RADYASYON CİNSELLİĞİ DE VURUYOR
“Her geçen gün testis hücrelerinde anomali, testislerdeki hormon salgılanmasında ve hücre yapımında azalma vakalarıyla daha fazla karşılaştıklarını, bunda maruz kalınan kimyasal atıkların ve radyasyonun etkisinin büyük olduğunu vurgulayan Üroloji Uzmanı Op. Dr. Ülküsan Özer, bu durumun sağlığı olumsuz yönde etkilediğini kaydetti. Dr.

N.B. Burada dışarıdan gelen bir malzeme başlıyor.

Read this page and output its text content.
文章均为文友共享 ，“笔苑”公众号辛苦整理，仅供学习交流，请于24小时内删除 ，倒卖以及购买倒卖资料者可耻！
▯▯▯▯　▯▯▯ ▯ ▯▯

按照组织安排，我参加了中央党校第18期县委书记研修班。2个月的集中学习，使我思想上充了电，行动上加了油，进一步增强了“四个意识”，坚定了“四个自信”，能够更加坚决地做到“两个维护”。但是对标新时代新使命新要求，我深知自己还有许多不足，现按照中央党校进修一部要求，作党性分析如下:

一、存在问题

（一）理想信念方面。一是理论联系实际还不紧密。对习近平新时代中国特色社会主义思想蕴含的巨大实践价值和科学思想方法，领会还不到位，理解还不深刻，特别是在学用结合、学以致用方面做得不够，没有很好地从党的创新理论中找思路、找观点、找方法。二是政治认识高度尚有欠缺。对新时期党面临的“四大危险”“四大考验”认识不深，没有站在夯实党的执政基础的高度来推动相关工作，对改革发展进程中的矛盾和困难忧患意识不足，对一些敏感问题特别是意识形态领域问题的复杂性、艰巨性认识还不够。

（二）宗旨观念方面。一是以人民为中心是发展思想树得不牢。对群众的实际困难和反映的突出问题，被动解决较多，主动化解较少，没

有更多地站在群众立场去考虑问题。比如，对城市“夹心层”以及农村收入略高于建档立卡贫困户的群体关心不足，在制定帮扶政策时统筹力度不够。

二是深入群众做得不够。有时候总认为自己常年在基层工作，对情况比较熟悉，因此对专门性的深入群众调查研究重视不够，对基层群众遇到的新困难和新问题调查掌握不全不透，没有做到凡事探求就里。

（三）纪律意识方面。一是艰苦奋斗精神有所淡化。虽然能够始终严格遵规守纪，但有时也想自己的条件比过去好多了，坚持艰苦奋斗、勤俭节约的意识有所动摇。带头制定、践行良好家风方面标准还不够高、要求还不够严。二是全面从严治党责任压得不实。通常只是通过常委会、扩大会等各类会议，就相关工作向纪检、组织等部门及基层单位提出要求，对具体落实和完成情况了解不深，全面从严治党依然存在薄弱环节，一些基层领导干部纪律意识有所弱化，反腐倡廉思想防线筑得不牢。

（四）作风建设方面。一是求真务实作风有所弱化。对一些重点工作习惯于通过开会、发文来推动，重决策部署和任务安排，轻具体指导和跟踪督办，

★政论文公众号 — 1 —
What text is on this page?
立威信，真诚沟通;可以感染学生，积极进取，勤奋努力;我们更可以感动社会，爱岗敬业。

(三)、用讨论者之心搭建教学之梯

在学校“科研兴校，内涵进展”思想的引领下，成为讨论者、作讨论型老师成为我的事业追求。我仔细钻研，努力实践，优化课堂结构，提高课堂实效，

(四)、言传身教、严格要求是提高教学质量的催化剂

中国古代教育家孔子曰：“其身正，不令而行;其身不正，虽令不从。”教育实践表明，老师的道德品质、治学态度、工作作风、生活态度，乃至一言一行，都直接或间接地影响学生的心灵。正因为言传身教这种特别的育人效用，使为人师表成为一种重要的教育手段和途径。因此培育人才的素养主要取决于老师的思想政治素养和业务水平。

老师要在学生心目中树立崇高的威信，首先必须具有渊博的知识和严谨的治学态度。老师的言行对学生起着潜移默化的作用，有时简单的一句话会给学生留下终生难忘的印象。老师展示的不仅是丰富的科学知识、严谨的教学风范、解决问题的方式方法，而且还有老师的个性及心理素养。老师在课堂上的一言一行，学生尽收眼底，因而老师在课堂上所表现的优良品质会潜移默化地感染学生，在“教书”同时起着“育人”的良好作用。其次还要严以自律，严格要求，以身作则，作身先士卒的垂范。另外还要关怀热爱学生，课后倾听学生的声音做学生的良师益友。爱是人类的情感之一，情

Özer, “Taşıtlardan tonlarca egzoz gazı, fabrikalardan zararlı gaz ve toz buharları atmosfere, soluduğumuz havaya, besinlerimizi elde ettiğimiz toprağa, içtiğimiz ya da kullandığımız suya karışıyor. Nükleer santraller, nükleer araştırmalar, radyoizotoplar nedeniyle kontrol edilemeyen radyasyon doğaya yayılıyor. Biz de soluduğumuz hava tükettiğimiz ve kullandığımız gıda ve sular nedeniyle zararlı etkenlere maruz kalıyoruz. Baz istasyonlarının, cep telefonlarının radyo, televizyon vericilerinin hatta evimizde, ofisimizde kullandığımız mikro dalga fırın, bilgisayar, saç kurutma makinesi gibi aletlerin yaydığı elektromanyetik dalgaların insan sağlığı üzerindeki etkileri halen tartışma konusu. Radyasyona en hassas organlarımız ise gonad adını verdiğimiz erkeklerde testislerimiz, kadınlarda ise yumurtalıklar” açıklamasında bulundu.
 
-Her 100 erkeğin 66’sında cinsel işlev bozukluğu görülüyor!
-Fonksiyon sorunu organik ya da psikolojik kaynaklı olabilir!
-GDO’lu gıdalar ve hareketsizlik cinselliği vuruyor
-Radyasyon vücutta en fazla erkeklerde testisleri, kadınlarda yumurtalıkları tehdit ediyor!